La reacción en los tiempos digitales
no se hace esperar. Es muy fácil pulsar una pestaña para compartir tu
indignación. Por primera vez podemos sincronizarnos a escala mundial para
mostrar un desacuerdo. Y, como se decía en Spiderman, un gran poder implica una
gran responsabilidad. Estoy de acuerdo con Juan Soto Ivars cuando distingue la
censura de la poscensura. El verbo se las trae porque censurar puede significar
tanto mostrar nuestra desaprobación y afearle el gesto a alguien como la
decisión administrativa de prohibir, multar o castigar. Vamos a dejar el
término para este último sentido. Censura es que retiren una obra de Arco
aduciendo que en España no hay presos políticos. (Tampoco hay unicornios y no
vamos a prohibir las camisetas que dicen que los unicornios son reales.)

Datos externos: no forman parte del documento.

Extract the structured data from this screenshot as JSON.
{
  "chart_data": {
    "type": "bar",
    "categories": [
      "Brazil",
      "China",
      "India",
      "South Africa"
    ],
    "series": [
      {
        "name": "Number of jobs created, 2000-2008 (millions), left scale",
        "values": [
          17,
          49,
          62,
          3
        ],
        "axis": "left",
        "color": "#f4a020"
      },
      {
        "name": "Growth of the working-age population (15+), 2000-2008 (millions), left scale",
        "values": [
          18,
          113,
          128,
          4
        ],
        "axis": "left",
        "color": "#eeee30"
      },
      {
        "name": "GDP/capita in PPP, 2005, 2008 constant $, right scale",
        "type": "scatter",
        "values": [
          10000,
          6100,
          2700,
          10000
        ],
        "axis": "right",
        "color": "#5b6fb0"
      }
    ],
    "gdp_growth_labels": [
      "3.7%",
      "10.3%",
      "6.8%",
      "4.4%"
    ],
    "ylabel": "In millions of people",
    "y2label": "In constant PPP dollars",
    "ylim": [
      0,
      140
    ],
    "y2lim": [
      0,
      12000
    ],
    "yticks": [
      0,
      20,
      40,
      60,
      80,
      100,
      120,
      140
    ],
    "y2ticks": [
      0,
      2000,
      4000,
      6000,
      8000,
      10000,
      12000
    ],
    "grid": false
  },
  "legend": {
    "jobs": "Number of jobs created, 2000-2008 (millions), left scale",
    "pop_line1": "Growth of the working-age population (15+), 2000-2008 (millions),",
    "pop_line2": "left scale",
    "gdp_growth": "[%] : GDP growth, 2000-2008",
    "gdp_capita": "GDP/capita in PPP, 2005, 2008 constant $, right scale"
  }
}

Por eso es ridículo hablar de
censura feminista. El feminismo no tiene las herramientas que permitieran meter
en la cárcel a alguien por expresar sus ideas machistas. La censura no es que
te critiquen tus ideas, es que te encarcelen por difundirlas. Sí que puede
organizar campañas de desprestigio, de visibilización de conductas y de
personajes que las realizan. #MeToo es un ejemplo muy válido en este
sentido. Denunciar públicamente los abusos sufridos en el pasado no es una
censura puesto que no afecta a la administración de justicia. Cabría
preguntarse si no sería más contundente presentar las correspondientes
denuncias en un juzgado si no concurrieran circunstancias que lo hacen poco
efectivo. La dificultad de probar los abusos unido a la posible prescripción
añade un peso más a los abusos, por lo que se recurre a la reprobación pública
como único medio de justicia.
Entra aquí el peligro de la
poscensura, que quizás sería más adecuado denominarla como linchamiento
mediático. Personajes, como Woody Allen, que fueron denunciados y absueltos por
un tribunal formal, vuelven a ser atacados a través de mensajes masivos en las
redes sociales que acaban trascendiendo a los medios convencionales y teniendo
repercusiones efectivas en el desarrollo de sus vidas cotidianas y actividades
profesionales.
Este panorama es novedoso aun cuando
el linchamiento mediático no lo es. La cuestión es que antes de la llegada de
las redes sociales, la información estaba monopolizada y era unidireccional. El
caso Dreyfus en la Francia de finales del siglo XIX es paradigmático. Un judío
acusado de espionaje sufre una campaña de desprestigio unánime hasta la llegada
del celebérrimo artículo de Émile Zola, Yo acuso, destapando el
antisemitismo de la condena injusta. El linchamiento y la defensa se había
realizado en la esfera de la prensa, sin que la opinión pública pudiera
responder en los mismos términos. En la actualidad podemos mandar mensajes
masivos de apoyo o repulsión en cuestión de horas. Justine Sacco tuiteó una
broma con connotaciones racistas antes de subir a un avión de viaje a Sudáfrica
que se hizo viral y terminaron por despedirla de su trabajo antes de bajarse
del avión. No es el único caso que, desgraciadamente, hay sobre las
consecuencias desproporcionadas de los linchamientos digitales.